By Jack Elliott
This year’s edition of Sun’n Fun opened in a burst of clear blue skies and a relaxed, “let’s have fun”atmosphere. Hundreds of vendors exhibit in four big buildings and in outdoor booths. There was no shortage of aircraft on display, including Light Sport Aircraft (LSA) and ultra-lights.
The big question: with the economy grounded, how badly would it affect attendance? On opening day, it seemed obvious that the crowd wasn’t as big as it had been in years past. But who expected it to be? The question then shifted to the caliber of attendees. They certainly seemed like the cream of the crop. At many of the booths, there seemed to be high level of activity. There was a great deal of interest in the aircraft accessories offered.
Another indication of the overall mood was evident in the LSA area. There were new names out there like the Dynamic, a Czechoslovakian aircraft made by the same company that makes the Mermaid LSA amphibian. The Dynamic lists for $135,000 fully equipped, including a glass cockpit and two-axis autopilot.
Throughout the LSA area you could hear pilots saying, “This is the answer.” The price of these aircraft is a fraction of FAA-certified aircraft. They burn less fuel and are cheaper to insure.
One especially interesting and innovative feature in this aircraft category is a new option on the Miniature Mustang II.

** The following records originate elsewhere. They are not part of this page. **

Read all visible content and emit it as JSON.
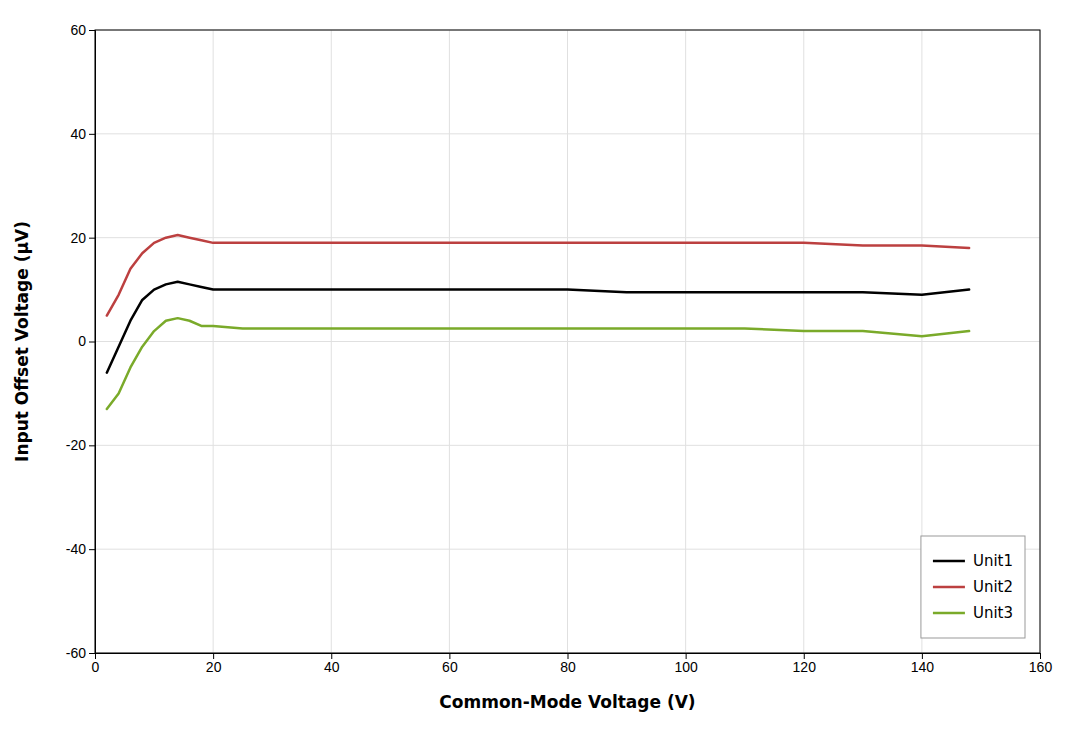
{
  "chart_data": {
    "type": "line",
    "xlabel": "Common-Mode Voltage (V)",
    "ylabel": "Input Offset Voltage (μV)",
    "xlim": [
      0,
      160
    ],
    "ylim": [
      -60,
      60
    ],
    "xticks": [
      0,
      20,
      40,
      60,
      80,
      100,
      120,
      140,
      160
    ],
    "yticks": [
      -60,
      -40,
      -20,
      0,
      20,
      40,
      60
    ],
    "grid": true,
    "legend": "lower right",
    "x": [
      2,
      4,
      6,
      8,
      10,
      12,
      14,
      16,
      18,
      20,
      25,
      30,
      40,
      50,
      60,
      70,
      80,
      90,
      100,
      110,
      120,
      130,
      140,
      148
    ],
    "series": [
      {
        "name": "Unit1",
        "color": "#000000",
        "values": [
          -6,
          -1,
          4,
          8,
          10,
          11,
          11.5,
          11,
          10.5,
          10,
          10,
          10,
          10,
          10,
          10,
          10,
          10,
          9.5,
          9.5,
          9.5,
          9.5,
          9.5,
          9,
          10
        ]
      },
      {
        "name": "Unit2",
        "color": "#bc4040",
        "values": [
          5,
          9,
          14,
          17,
          19,
          20,
          20.5,
          20,
          19.5,
          19,
          19,
          19,
          19,
          19,
          19,
          19,
          19,
          19,
          19,
          19,
          19,
          18.5,
          18.5,
          18
        ]
      },
      {
        "name": "Unit3",
        "color": "#7aaa2a",
        "values": [
          -13,
          -10,
          -5,
          -1,
          2,
          4,
          4.5,
          4,
          3,
          3,
          2.5,
          2.5,
          2.5,
          2.5,
          2.5,
          2.5,
          2.5,
          2.5,
          2.5,
          2.5,
          2,
          2,
          1,
          2
        ]
      }
    ]
  }
}
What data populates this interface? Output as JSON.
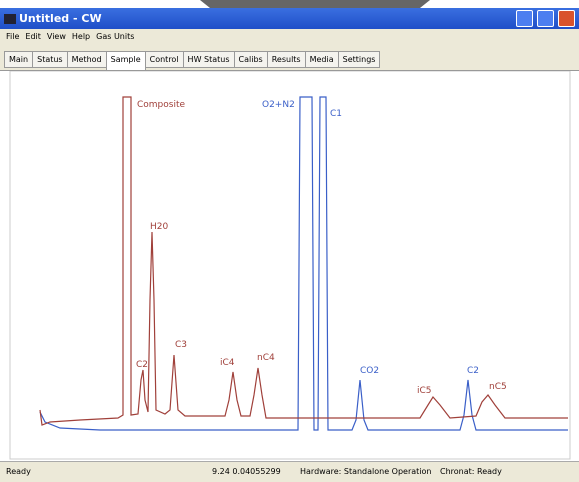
{
  "window": {
    "title": "Untitled - CW",
    "menu": [
      "File",
      "Edit",
      "View",
      "Help",
      "Gas Units"
    ],
    "tabs": [
      "Main",
      "Status",
      "Method",
      "Sample",
      "Control",
      "HW Status",
      "Calibs",
      "Results",
      "Media",
      "Settings"
    ],
    "active_tab": 3
  },
  "chromatogram": {
    "red_trace_labels": [
      "Composite",
      "H20",
      "C2",
      "C3",
      "iC4",
      "nC4",
      "iC5",
      "nC5"
    ],
    "blue_trace_labels": [
      "O2+N2",
      "C1",
      "CO2",
      "C2"
    ]
  },
  "status_bar": [
    "Ready",
    "9.24 0.04055299",
    "Hardware: Standalone Operation",
    "Chronat: Ready"
  ]
}
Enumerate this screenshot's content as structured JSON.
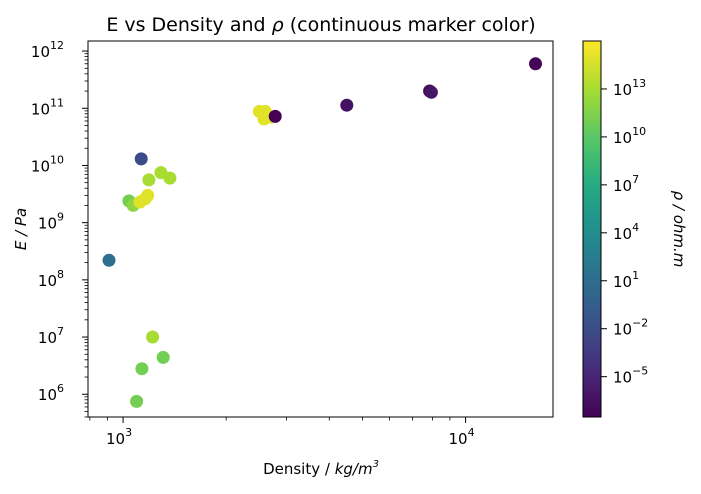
{
  "chart_data": {
    "type": "scatter",
    "title": "E vs Density and ρ (continuous marker color)",
    "title_parts": {
      "prefix": "E vs Density and ",
      "symbol": "ρ",
      "suffix": " (continuous marker color)"
    },
    "xlabel": "Density / kg/m³",
    "xlabel_parts": {
      "text": "Density / ",
      "unit_base": "kg/m",
      "unit_sup": "3"
    },
    "ylabel": "E / Pa",
    "x_scale": "log",
    "y_scale": "log",
    "xlim": [
      790,
      18000
    ],
    "ylim": [
      400000,
      1500000000000
    ],
    "x_ticks": [
      {
        "base": "10",
        "exp": "3",
        "value": 1000
      },
      {
        "base": "10",
        "exp": "4",
        "value": 10000
      }
    ],
    "y_ticks": [
      {
        "base": "10",
        "exp": "6",
        "value": 1000000
      },
      {
        "base": "10",
        "exp": "7",
        "value": 10000000
      },
      {
        "base": "10",
        "exp": "8",
        "value": 100000000
      },
      {
        "base": "10",
        "exp": "9",
        "value": 1000000000
      },
      {
        "base": "10",
        "exp": "10",
        "value": 10000000000
      },
      {
        "base": "10",
        "exp": "11",
        "value": 100000000000
      },
      {
        "base": "10",
        "exp": "12",
        "value": 1000000000000
      }
    ],
    "colorbar": {
      "label": "ρ / ohm.m",
      "label_parts": {
        "symbol": "ρ",
        "rest": " / ohm.m"
      },
      "scale": "log",
      "colormap": "viridis",
      "range": [
        3e-08,
        1e+16
      ],
      "ticks": [
        {
          "base": "10",
          "exp": "−5",
          "value": 1e-05
        },
        {
          "base": "10",
          "exp": "−2",
          "value": 0.01
        },
        {
          "base": "10",
          "exp": "1",
          "value": 10
        },
        {
          "base": "10",
          "exp": "4",
          "value": 10000.0
        },
        {
          "base": "10",
          "exp": "7",
          "value": 10000000.0
        },
        {
          "base": "10",
          "exp": "10",
          "value": 10000000000.0
        },
        {
          "base": "10",
          "exp": "13",
          "value": 10000000000000.0
        }
      ]
    },
    "points": [
      {
        "x": 910,
        "y": 220000000,
        "rho": 10.0
      },
      {
        "x": 1130,
        "y": 13000000000,
        "rho": 0.01
      },
      {
        "x": 1040,
        "y": 2400000000,
        "rho": 100000000000.0
      },
      {
        "x": 1070,
        "y": 2000000000,
        "rho": 1000000000000.0
      },
      {
        "x": 1120,
        "y": 2300000000,
        "rho": 1000000000000000.0
      },
      {
        "x": 1160,
        "y": 2600000000,
        "rho": 1000000000000000.0
      },
      {
        "x": 1180,
        "y": 3000000000,
        "rho": 1000000000000000.0
      },
      {
        "x": 1190,
        "y": 5600000000,
        "rho": 10000000000000.0
      },
      {
        "x": 1290,
        "y": 7500000000,
        "rho": 10000000000000.0
      },
      {
        "x": 1370,
        "y": 6000000000,
        "rho": 10000000000000.0
      },
      {
        "x": 1220,
        "y": 10000000,
        "rho": 10000000000000.0
      },
      {
        "x": 1135,
        "y": 2800000,
        "rho": 100000000000.0
      },
      {
        "x": 1310,
        "y": 4400000,
        "rho": 100000000000.0
      },
      {
        "x": 1095,
        "y": 750000,
        "rho": 100000000000.0
      },
      {
        "x": 2500,
        "y": 88000000000,
        "rho": 1000000000000000.0
      },
      {
        "x": 2600,
        "y": 88000000000,
        "rho": 1000000000000000.0
      },
      {
        "x": 2580,
        "y": 65000000000,
        "rho": 1000000000000000.0
      },
      {
        "x": 2700,
        "y": 70000000000,
        "rho": 1000000000000000.0
      },
      {
        "x": 2780,
        "y": 72000000000,
        "rho": 2e-08
      },
      {
        "x": 4500,
        "y": 113000000000,
        "rho": 4e-07
      },
      {
        "x": 7850,
        "y": 200000000000,
        "rho": 1e-07
      },
      {
        "x": 7950,
        "y": 190000000000,
        "rho": 7e-07
      },
      {
        "x": 16000,
        "y": 600000000000,
        "rho": 5e-08
      }
    ]
  }
}
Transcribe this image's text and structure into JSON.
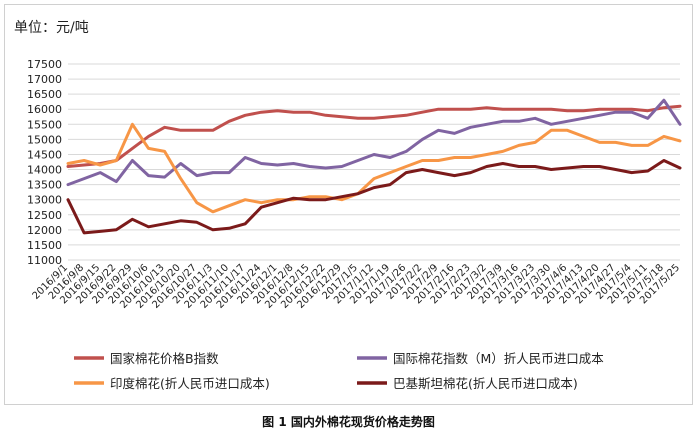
{
  "unit_label": "单位：元/吨",
  "caption": "图 1  国内外棉花现货价格走势图",
  "colors": {
    "cc_index": "#c0504d",
    "intl_index": "#8064a2",
    "india": "#f79646",
    "pakistan": "#7b1a1a",
    "grid": "#d9d9d9"
  },
  "chart_data": {
    "type": "line",
    "ylim": [
      11000,
      17500
    ],
    "yticks": [
      11000,
      11500,
      12000,
      12500,
      13000,
      13500,
      14000,
      14500,
      15000,
      15500,
      16000,
      16500,
      17000,
      17500
    ],
    "grid": true,
    "legend_position": "bottom",
    "x": [
      "2016/9/1",
      "2016/9/8",
      "2016/9/15",
      "2016/9/22",
      "2016/9/29",
      "2016/10/6",
      "2016/10/13",
      "2016/10/20",
      "2016/10/27",
      "2016/11/3",
      "2016/11/10",
      "2016/11/17",
      "2016/11/24",
      "2016/12/1",
      "2016/12/8",
      "2016/12/15",
      "2016/12/22",
      "2016/12/29",
      "2017/1/5",
      "2017/1/12",
      "2017/1/19",
      "2017/1/26",
      "2017/2/2",
      "2017/2/9",
      "2017/2/16",
      "2017/2/23",
      "2017/3/2",
      "2017/3/9",
      "2017/3/16",
      "2017/3/23",
      "2017/3/30",
      "2017/4/6",
      "2017/4/13",
      "2017/4/20",
      "2017/4/27",
      "2017/5/4",
      "2017/5/11",
      "2017/5/18",
      "2017/5/25"
    ],
    "series": [
      {
        "name": "国家棉花价格B指数",
        "color_key": "cc_index",
        "values": [
          14100,
          14150,
          14200,
          14300,
          14700,
          15100,
          15400,
          15300,
          15300,
          15300,
          15600,
          15800,
          15900,
          15950,
          15900,
          15900,
          15800,
          15750,
          15700,
          15700,
          15750,
          15800,
          15900,
          16000,
          16000,
          16000,
          16050,
          16000,
          16000,
          16000,
          16000,
          15950,
          15950,
          16000,
          16000,
          16000,
          15950,
          16050,
          16100
        ]
      },
      {
        "name": "国际棉花指数（M）折人民币进口成本",
        "color_key": "intl_index",
        "values": [
          13500,
          13700,
          13900,
          13600,
          14300,
          13800,
          13750,
          14200,
          13800,
          13900,
          13900,
          14400,
          14200,
          14150,
          14200,
          14100,
          14050,
          14100,
          14300,
          14500,
          14400,
          14600,
          15000,
          15300,
          15200,
          15400,
          15500,
          15600,
          15600,
          15700,
          15500,
          15600,
          15700,
          15800,
          15900,
          15900,
          15700,
          16300,
          15500
        ]
      },
      {
        "name": "印度棉花(折人民币进口成本)",
        "color_key": "india",
        "values": [
          14200,
          14300,
          14150,
          14300,
          15500,
          14700,
          14600,
          13700,
          12900,
          12600,
          12800,
          13000,
          12900,
          13000,
          13000,
          13100,
          13100,
          13000,
          13200,
          13700,
          13900,
          14100,
          14300,
          14300,
          14400,
          14400,
          14500,
          14600,
          14800,
          14900,
          15300,
          15300,
          15100,
          14900,
          14900,
          14800,
          14800,
          15100,
          14950
        ]
      },
      {
        "name": "巴基斯坦棉花(折人民币进口成本)",
        "color_key": "pakistan",
        "values": [
          13000,
          11900,
          11950,
          12000,
          12350,
          12100,
          12200,
          12300,
          12250,
          12000,
          12050,
          12200,
          12750,
          12900,
          13050,
          13000,
          13000,
          13100,
          13200,
          13400,
          13500,
          13900,
          14000,
          13900,
          13800,
          13900,
          14100,
          14200,
          14100,
          14100,
          14000,
          14050,
          14100,
          14100,
          14000,
          13900,
          13950,
          14300,
          14050
        ]
      }
    ]
  }
}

It is now available with folding wings, like a fighter aboard an aircraft carrier. The option is priced at $490. It is possible to park it under the wing of a Cessna so the Cessna can be moved in and out without disturbing the Mustang.
Other new LSAs on display were the STOL 750 LS and the Zodiak 659, both made in the U.S. by the same company. Another newcomer was the Zenith 801.
We encountered the most interesting story of the event at the Sun’n Fun Museum. There we met an old friend, Howard Lee, who is a volunteer in the museum and a fountain of information on most of the exhibits. The museum is not especially large, but it is big enough to house a couple dozen or so aircraft, several of which are one-of-a-kind. Lee said we couldn’t leave without hearing the story of one rare aircraft in their collection.
It was an aircraft built by Ford in 1926. Few people are aware that Henry Ford built such an aircraft —only two of them were built. They had 60-hp Franklin engines. The Ford logo was painted on each side of the fuselage. Ford may have thought he was going to produce and market an airplane equivalent of the Model T. The major selling point for the aircraft was its level of safety. Well, one of the aircraft crashed, killing the pilot. Ford immediately ordered that everything connected with the aircraft be destroyed. The men who built the aircraft didn’t want to see that happen. They built a false ceiling in one building and hid the remaining aircraft there until Ford died. Then they took it to a Detroit trade school to have it restored. It is now in the Ford Museum in Dearborn, Mich.
After this fascinating story, Lee introduced us to octogenarian Arnold Allen, who was one of the builders of the original aircraft. He wanted to build a replica and spent five years doing the research to make that reality. The replica is now on display in the Sun’n Fun Museum. Allen, a resident of Clearwater, Fla., visits the museum from time to time and never misses the annual air show.
The flying portion of the air show is a highlight of each day during the week-long event. There are only two places in the country where you can see the assemblage of aerobatic talent that this nation produces—one is Oshkosh and the other is Sun’n Fun. Among the top names on this year’s Sun’n Fun roster were Sean Tucker, Patty Wagstaff, Gene Soucy, Michael Goulian, Matt Chapman, Julie Clark, Matt Youkin and Bill Stein, among a host of others.
The aerial show opened with a member of the U.S. Army Golden Knights parachute team jumping with a huge American flag while the crowd sang the Star Spangled Banner. His descent was followed by formations of warbirds and a flyby of the World War II B-24 Liberator bomber, one of only two in flying condition.
And speaking of warbirds, we should mention one of the most interesting things in the ultra-light area. These featherweight aircraft are now available in models which resemble virtually every military plane that flew in World War I.
Perhaps the highlight of this year’s show was the appearance of Brig. Gen. Dan Cherry, who shot down a MiG 21 in a dogfight over Hanoi during the Vietnam conflict. Cherry appeared with the pilot he shot down, who he met during a live Vietnamese TV broadcast on April 5, 2008.
They met again just before Sun’n Fun when they dedicated Aviation Heritage Park in Bowling Green, Ky. Cherry is president of the park, and the first exhibit to go on display was the F-4D he was flying when he shot down Nguyen Hong My. Cherry has just published a book, “My Enemy, My Friend,” which was on sale during their several Sun’n Fun appearances.